7. Who Benefits from LG’s Exit?

LG’s departure from the mobile phone market creates a significant void, opening up opportunities for other players within the Android ecosystem:

  • Samsung: As the dominant Android manufacturer, Samsung is expected to be the biggest beneficiary, likely capturing a substantial portion of LG’s former market share, especially in the mid-range and lower segments.
  • Xiaomi / Motorola: These companies are well-positioned to gain traction, particularly in emerging markets and regions like Eastern Europe and Latin America, where LG phones had a solid and loyal user base.
  • OnePlus / Google Pixel: In the premium segment, these brands can attract users who were drawn to LG’s advanced features and unique designs, seeking alternative high-end Android experiences.

8. Conclusion

LG’s departure from the smartphone market marks the end of an ambitious, often experimental, and ultimately unsuccessfully monetized era. The company made a strategically sound business move by reallocating its resources to more profitable and growing segments. While the decision may disappoint many loyal users and long-time fans, it was likely a necessary step for LG Electronics’ long-term stability and continued growth. As LG focuses on its strengths in TVs, electric vehicle components, smart home solutions, and AI, its mobile phones will remain a notable, albeit turbulent, chapter in its innovative history and serves as a case study in tech business strategy amid rapidly shifting market forces. For consumers, it’s a clear signal to consider alternatives if they desire ongoing software support and the latest mobile innovations.
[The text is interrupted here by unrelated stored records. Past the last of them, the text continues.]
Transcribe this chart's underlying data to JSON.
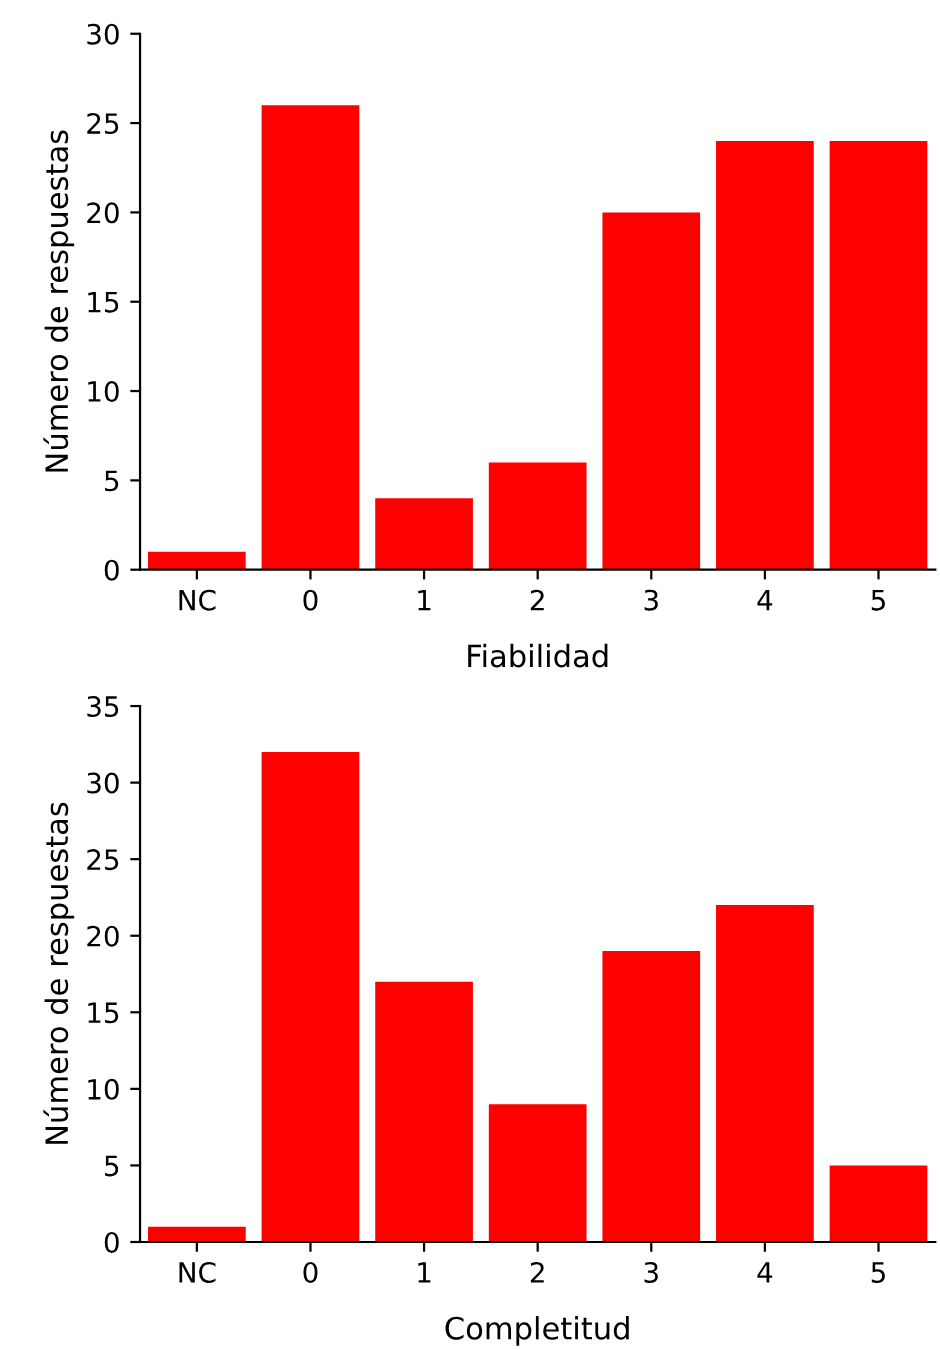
{
  "chart_data": [
    {
      "type": "bar",
      "xlabel": "Fiabilidad",
      "ylabel": "Número de respuestas",
      "categories": [
        "NC",
        "0",
        "1",
        "2",
        "3",
        "4",
        "5"
      ],
      "values": [
        1,
        26,
        4,
        6,
        20,
        24,
        24
      ],
      "color": "#ff0000",
      "ylim": [
        0,
        30
      ],
      "yticks": [
        0,
        5,
        10,
        15,
        20,
        25,
        30
      ],
      "grid": false
    },
    {
      "type": "bar",
      "xlabel": "Completitud",
      "ylabel": "Número de respuestas",
      "categories": [
        "NC",
        "0",
        "1",
        "2",
        "3",
        "4",
        "5"
      ],
      "values": [
        1,
        32,
        17,
        9,
        19,
        22,
        5
      ],
      "color": "#ff0000",
      "ylim": [
        0,
        35
      ],
      "yticks": [
        0,
        5,
        10,
        15,
        20,
        25,
        30,
        35
      ],
      "grid": false
    }
  ]
}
FAQ – Frequently Asked Questions

Q1: Why did LG shut down its phone business?

A: Due to prolonged financial losses (over $4 billion USD) and an inability to stay competitive in a saturated and fiercely competitive market.

Q2: Are LG phones still usable?

A: Yes, existing LG phones will continue to function, but long-term software support and future OS updates may be limited depending on the model and region.

Q3: Did LG sell its smartphone division to another company?

A: No. The division was shut down completely, but LG retained its mobile technology patents and part of its R&D infrastructure for use in other business segments.

Q4: Who benefits most from LG’s exit?

A: Samsung is expected to be the primary beneficiary, followed by other Android brands like Xiaomi, Motorola, OnePlus, and Google Pixel.

Q5: Is LG as a company at risk?

A: No. LG Electronics remains a strong, diversified global corporation, now focusing its investments on highly profitable sectors such as TVs, home appliances, EV components, smart homes, and AI.